Early intervention: For children up to age three, services are provided through an early intervention system. Our Family counseling center will work with the child's family and develop an Individualized Plan describing the child's unique needs and the services the child will receive. It emphasizes the unique needs of the family, so that parents and other family members will know how to help their young child with mental retardation. Early intervention services are provided on a free of cost basis in our organisation.

Special education: For eligible school-aged children, special education and related services are made available through the school system. School staff will work with the child's parents to develop an Individualized Programs by identifying the child's unique needs and the services that have been designed to meet those needs. Special education and related services are provided depending on the educational Classification. Educational classification is based on the current level of adoptive functioning and psychological on the level of intelligence of MR.

  • Educable
  • Trainable
  • Custodial

This classification provide an idea of the level at which a mentally retarded person functions in relation to his education, appropriate behavior and the degree of his independence.

Many children with mental retardation need help with adaptive skills, which are needed to live, work, and play in the community. Teachers and parents can help a child work on these skills at both school and home. Some of these skills include:

  • Communicating with others;
  • Taking care of personal needs (dressing, bathing, going to the bathroom);
  • Health and safety;
  • Home living (helping to set the table, cleaning the house, or cooking dinner);
  • Social skills (manners, knowing the rules of conversation, welcoming, getting along in a group, playing a game, traveling );
  • Reading, writing, and basic mathematics;
  • As they get older, skills that will help them in the workplace.

Problems in families having disabled children.

Psychosocial problems are faced by parents and other family members with a mentally retarded child are many in India where the birth of a disabled child is viewed as an unfortunate event. Social stigma and discrimination add to the suffering of the family members impacting their social engagements and even the interactions with neighbours.

Disruption of the family life: There will be extraordinary ‘time demands’ created in looking after the needs of the disabled child. Those families perceived greater financial stress, frequent disruption of family routine and leisure; poor social interaction esp. in meeting friends and attending functions of the relatives; chronic stress and its ill effects on their physical and mental health as compared to families of control children.

Maternal neuroticism: Mothers of MR children undergo different levels of depression called ‘maternal neuroticism’ which is manifested by characteristics of anxiety, moodiness, worry, envy and jealousy.
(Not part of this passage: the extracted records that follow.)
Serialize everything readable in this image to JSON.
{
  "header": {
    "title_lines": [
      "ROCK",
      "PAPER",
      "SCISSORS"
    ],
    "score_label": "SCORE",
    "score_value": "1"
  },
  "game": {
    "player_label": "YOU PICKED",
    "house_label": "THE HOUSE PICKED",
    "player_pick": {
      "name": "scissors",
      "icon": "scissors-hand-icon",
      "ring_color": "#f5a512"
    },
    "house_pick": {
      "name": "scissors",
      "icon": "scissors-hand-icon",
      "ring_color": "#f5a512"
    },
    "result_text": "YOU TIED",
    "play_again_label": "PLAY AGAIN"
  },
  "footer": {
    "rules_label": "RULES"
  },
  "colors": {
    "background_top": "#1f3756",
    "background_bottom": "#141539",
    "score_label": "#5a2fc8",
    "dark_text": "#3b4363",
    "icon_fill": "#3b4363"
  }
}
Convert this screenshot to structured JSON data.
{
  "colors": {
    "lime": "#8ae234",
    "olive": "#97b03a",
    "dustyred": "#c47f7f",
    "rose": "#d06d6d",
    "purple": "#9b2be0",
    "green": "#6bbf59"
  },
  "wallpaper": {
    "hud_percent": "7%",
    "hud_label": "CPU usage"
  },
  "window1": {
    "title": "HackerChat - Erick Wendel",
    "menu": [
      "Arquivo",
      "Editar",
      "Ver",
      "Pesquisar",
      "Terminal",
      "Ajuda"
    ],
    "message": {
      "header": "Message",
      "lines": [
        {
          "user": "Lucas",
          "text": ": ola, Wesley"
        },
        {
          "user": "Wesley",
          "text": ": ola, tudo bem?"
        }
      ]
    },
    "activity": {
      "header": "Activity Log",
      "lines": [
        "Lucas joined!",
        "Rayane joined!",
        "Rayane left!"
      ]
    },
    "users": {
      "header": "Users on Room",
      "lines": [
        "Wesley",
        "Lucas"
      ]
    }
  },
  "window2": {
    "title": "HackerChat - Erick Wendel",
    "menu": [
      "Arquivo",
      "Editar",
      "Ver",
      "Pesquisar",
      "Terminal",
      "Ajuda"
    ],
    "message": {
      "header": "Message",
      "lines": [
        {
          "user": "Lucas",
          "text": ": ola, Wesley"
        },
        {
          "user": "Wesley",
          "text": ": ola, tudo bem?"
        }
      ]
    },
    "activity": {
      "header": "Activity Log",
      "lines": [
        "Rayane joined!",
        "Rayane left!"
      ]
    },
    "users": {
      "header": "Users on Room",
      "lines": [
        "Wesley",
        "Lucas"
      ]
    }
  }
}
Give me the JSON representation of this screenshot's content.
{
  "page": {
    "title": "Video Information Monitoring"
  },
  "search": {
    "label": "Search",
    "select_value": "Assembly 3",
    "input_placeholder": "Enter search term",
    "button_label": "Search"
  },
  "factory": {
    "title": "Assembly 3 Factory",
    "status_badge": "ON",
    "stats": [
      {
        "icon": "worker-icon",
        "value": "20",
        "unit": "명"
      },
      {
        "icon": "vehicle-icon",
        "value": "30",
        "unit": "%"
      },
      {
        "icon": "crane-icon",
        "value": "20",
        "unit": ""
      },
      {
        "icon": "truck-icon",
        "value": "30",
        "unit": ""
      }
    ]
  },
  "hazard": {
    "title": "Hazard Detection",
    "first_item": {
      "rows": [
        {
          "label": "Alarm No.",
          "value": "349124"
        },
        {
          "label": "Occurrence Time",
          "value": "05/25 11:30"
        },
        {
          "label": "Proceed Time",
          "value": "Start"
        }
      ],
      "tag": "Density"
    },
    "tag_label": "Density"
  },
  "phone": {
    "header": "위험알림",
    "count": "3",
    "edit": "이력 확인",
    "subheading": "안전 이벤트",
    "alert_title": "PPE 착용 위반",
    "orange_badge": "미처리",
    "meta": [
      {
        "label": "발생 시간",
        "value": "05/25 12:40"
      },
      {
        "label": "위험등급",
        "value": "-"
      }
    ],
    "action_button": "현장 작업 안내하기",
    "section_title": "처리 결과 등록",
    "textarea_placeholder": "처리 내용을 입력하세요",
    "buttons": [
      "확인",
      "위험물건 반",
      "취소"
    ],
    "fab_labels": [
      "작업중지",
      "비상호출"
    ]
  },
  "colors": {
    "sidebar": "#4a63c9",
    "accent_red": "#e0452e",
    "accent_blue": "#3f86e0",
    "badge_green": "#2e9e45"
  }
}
It is a higher-personality dimension related to poor stress coping, irrational thinking, poor impulse control, mood disorders and worry.

Parental stress: The mothers and fathers feel significant stress of future parenting. The tension within parents arises due to contradictory emotions and beliefs about the disability. It may lead to divorce or suicidal tendencies among them.
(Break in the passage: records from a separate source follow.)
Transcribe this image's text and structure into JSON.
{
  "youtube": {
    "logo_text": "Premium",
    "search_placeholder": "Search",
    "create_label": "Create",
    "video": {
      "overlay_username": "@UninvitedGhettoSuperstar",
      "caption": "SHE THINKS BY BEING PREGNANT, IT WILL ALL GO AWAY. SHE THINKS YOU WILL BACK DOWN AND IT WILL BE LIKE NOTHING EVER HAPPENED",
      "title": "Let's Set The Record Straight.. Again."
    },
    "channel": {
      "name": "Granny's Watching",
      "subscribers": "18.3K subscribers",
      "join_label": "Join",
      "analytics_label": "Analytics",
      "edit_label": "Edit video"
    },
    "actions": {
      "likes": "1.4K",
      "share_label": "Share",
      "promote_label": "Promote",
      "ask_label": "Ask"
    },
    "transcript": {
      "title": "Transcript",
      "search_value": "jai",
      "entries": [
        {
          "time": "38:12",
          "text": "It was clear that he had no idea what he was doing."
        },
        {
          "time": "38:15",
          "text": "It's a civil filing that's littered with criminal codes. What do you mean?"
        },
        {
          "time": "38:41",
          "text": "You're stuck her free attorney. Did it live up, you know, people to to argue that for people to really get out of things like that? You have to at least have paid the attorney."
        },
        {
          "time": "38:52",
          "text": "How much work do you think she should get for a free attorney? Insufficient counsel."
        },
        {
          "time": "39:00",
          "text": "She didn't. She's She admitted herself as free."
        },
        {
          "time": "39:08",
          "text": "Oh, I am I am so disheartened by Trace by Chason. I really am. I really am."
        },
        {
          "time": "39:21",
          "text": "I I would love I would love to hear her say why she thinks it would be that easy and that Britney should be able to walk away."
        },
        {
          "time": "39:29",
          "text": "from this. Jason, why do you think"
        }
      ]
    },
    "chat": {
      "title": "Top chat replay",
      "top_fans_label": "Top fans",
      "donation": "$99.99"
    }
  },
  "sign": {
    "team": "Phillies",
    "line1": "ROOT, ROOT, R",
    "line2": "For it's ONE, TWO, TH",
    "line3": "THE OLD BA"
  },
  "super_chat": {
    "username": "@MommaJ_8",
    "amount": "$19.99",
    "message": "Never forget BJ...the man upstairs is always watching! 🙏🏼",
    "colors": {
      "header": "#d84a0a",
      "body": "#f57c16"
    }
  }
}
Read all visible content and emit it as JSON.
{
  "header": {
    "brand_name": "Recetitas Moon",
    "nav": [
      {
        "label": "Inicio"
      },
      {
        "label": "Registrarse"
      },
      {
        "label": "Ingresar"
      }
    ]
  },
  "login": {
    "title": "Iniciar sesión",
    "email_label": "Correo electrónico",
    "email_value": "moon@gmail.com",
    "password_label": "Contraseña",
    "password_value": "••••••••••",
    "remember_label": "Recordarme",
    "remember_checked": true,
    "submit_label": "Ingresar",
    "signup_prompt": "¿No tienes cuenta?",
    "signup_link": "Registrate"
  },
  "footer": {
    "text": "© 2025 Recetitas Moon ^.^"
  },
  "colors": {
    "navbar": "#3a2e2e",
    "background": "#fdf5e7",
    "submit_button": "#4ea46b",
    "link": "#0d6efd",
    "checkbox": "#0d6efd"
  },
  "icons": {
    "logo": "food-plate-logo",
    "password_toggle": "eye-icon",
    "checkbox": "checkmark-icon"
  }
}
Appropriate management of these problems should be part of rehabilitation programs i.e.

Family counseling

The positive effects on family as told by some families in surveys, are-
  • “The experience has made us come to terms with what should be valued in life”.
  • “Having a disabled child has led to an improved relationship with spouse”.
  • “Raising a disabled child has made life more meaningful for family members.”
  • “The child's disability has led to positive personal development in mother and/or father”.
  • “The experience has brought us closer to God”.

All these depend on the financial status, educational levels and understanding levels of the family members.